The child tore at her nails, interrupted hotel weddings, climbed her mother like a leech. She was a torrent of words; she could play any grown man like a fiddle.
Wasn’t that all she needed in life? High expectations and a lack of remorse. Astonishment when things didn’t go her way. The universe would fall at her feet.
Margaret wrote Vincent a note and burned it: “You’d be amazed. Well, no. You’d be her victim.”
She saw the child for a week or two at a time, covered her with kisses. She drank earlier in the day. She found reasons to be across the city or across the world.
But wasn’t her work here mostly finished?

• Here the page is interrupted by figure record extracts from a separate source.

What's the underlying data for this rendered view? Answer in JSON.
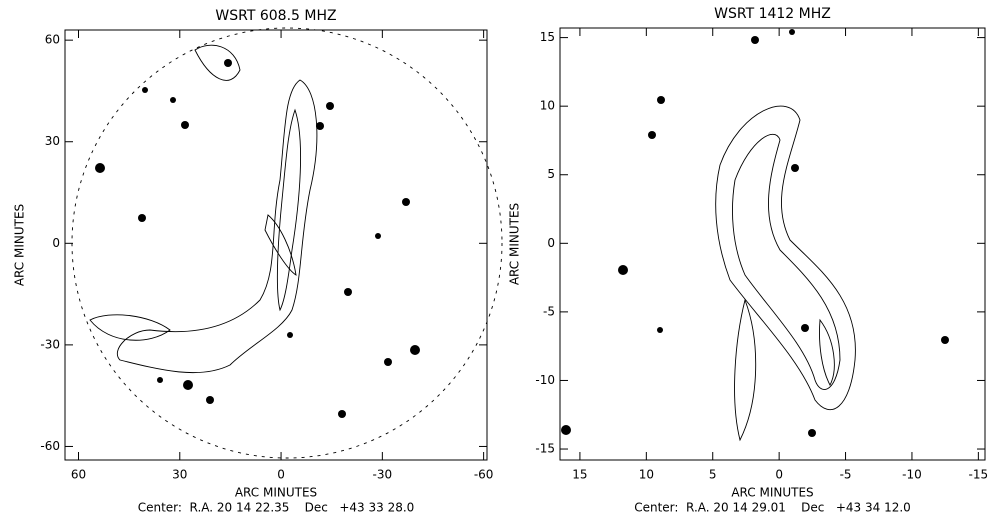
{
  "chart_data": [
    {
      "type": "contour",
      "title": "WSRT 608.5 MHZ",
      "xlabel": "ARC MINUTES",
      "ylabel": "ARC MINUTES",
      "caption": "Center:  R.A. 20 14 22.35    Dec   +43 33 28.0",
      "xlim": [
        64,
        -61
      ],
      "ylim": [
        -64,
        63
      ],
      "xticks": [
        60,
        30,
        0,
        -30,
        -60
      ],
      "yticks": [
        -60,
        -30,
        0,
        30,
        60
      ]
    },
    {
      "type": "contour",
      "title": "WSRT 1412 MHZ",
      "xlabel": "ARC MINUTES",
      "ylabel": "ARC MINUTES",
      "caption": "Center:  R.A. 20 14 29.01    Dec   +43 34 12.0",
      "xlim": [
        16.5,
        -15.5
      ],
      "ylim": [
        -15.8,
        15.7
      ],
      "xticks": [
        15,
        10,
        5,
        0,
        -5,
        -10,
        -15
      ],
      "yticks": [
        -15,
        -10,
        -5,
        0,
        5,
        10,
        15
      ]
    }
  ]
}
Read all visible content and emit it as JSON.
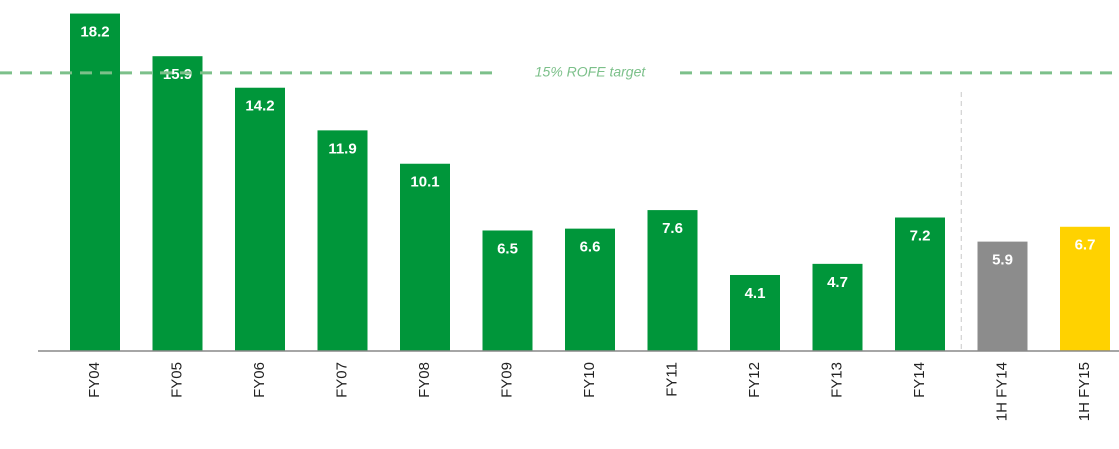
{
  "chart_data": {
    "type": "bar",
    "categories": [
      "FY04",
      "FY05",
      "FY06",
      "FY07",
      "FY08",
      "FY09",
      "FY10",
      "FY11",
      "FY12",
      "FY13",
      "FY14",
      "1H FY14",
      "1H FY15"
    ],
    "values": [
      18.2,
      15.9,
      14.2,
      11.9,
      10.1,
      6.5,
      6.6,
      7.6,
      4.1,
      4.7,
      7.2,
      5.9,
      6.7
    ],
    "colors": [
      "#00963a",
      "#00963a",
      "#00963a",
      "#00963a",
      "#00963a",
      "#00963a",
      "#00963a",
      "#00963a",
      "#00963a",
      "#00963a",
      "#00963a",
      "#8c8c8c",
      "#ffd200"
    ],
    "ylim": [
      0,
      18.5
    ],
    "reference_line": {
      "value": 15,
      "label": "15% ROFE target",
      "color": "#7cc08a"
    }
  }
}
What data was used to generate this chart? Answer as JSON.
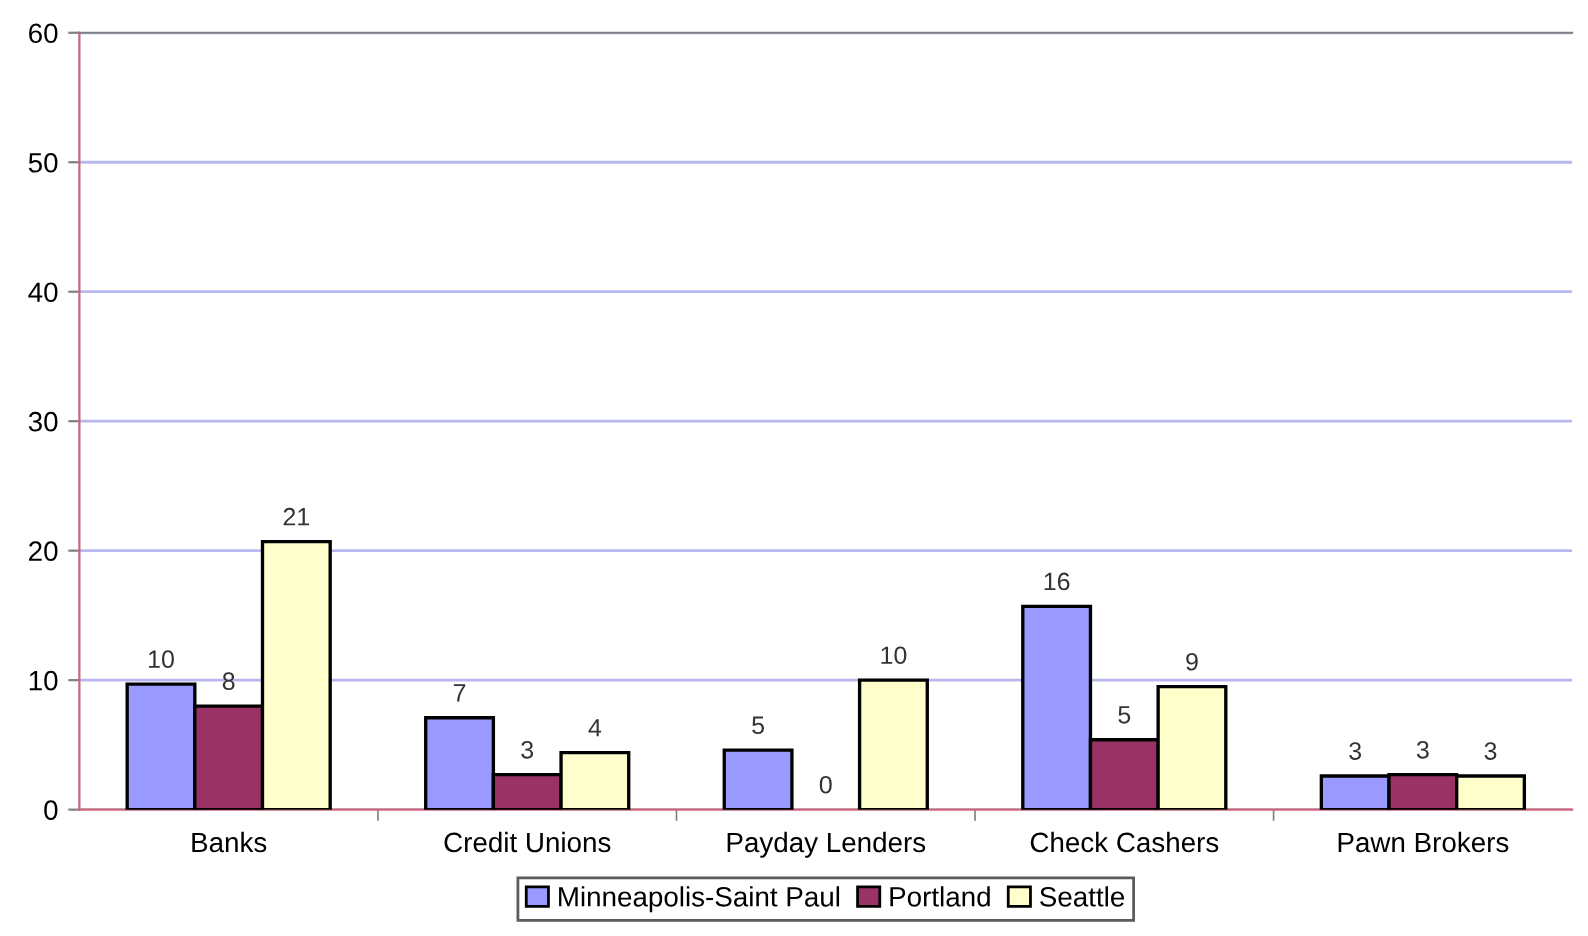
{
  "chart_data": {
    "type": "bar",
    "categories": [
      "Banks",
      "Credit Unions",
      "Payday Lenders",
      "Check Cashers",
      "Pawn Brokers"
    ],
    "series": [
      {
        "name": "Minneapolis-Saint Paul",
        "color": "#9999ff",
        "values": [
          9.7,
          7.1,
          4.6,
          15.7,
          2.6
        ],
        "value_labels": [
          "10",
          "7",
          "5",
          "16",
          "3"
        ]
      },
      {
        "name": "Portland",
        "color": "#993366",
        "values": [
          8.0,
          2.7,
          0,
          5.4,
          2.7
        ],
        "value_labels": [
          "8",
          "3",
          "0",
          "5",
          "3"
        ]
      },
      {
        "name": "Seattle",
        "color": "#ffffcc",
        "values": [
          20.7,
          4.4,
          10.0,
          9.5,
          2.6
        ],
        "value_labels": [
          "21",
          "4",
          "10",
          "9",
          "3"
        ]
      }
    ],
    "ylim": [
      0,
      60
    ],
    "yticks": [
      0,
      10,
      20,
      30,
      40,
      50,
      60
    ],
    "grid": "y",
    "legend": "bottom"
  }
}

She’d done her best. By accident or design, she’d built the girl into the precise monster most capable of surviving this world.
The child turned six, then later seven. The ending was a tad sad. Not chilling, but if we don't live that life, then we see it as a pain for children brought up without much love or present parents. In that era, children were brought up by nannies. This child wasn't different. Margaret had plenty of freedom and could vacation with any one (man) she wished. And this was how life turned out for Margaret, Trout Queen from Stitchney.
In an interview with the same magazine, the author said that behind all fairy tales, lies a blunt comment about the state of our society.
As you say, Margaret triumphs—in that she sees through Alistair’s schemes and wins her financial freedom—but, at the same time, she doesn’t have a very happy life, and she is hardened by it. Is the only winner here the child? Or is the child actually the one who’s lost the most?
I see the child as being the winner only in the moment, in large part because she’s so oblivious of what’s going on. The story ends with Margaret seeing her child as equipped for the world, or at least for a certain kind of life, but I can’t imagine that a child this neglected would have an easy time finding happiness later on.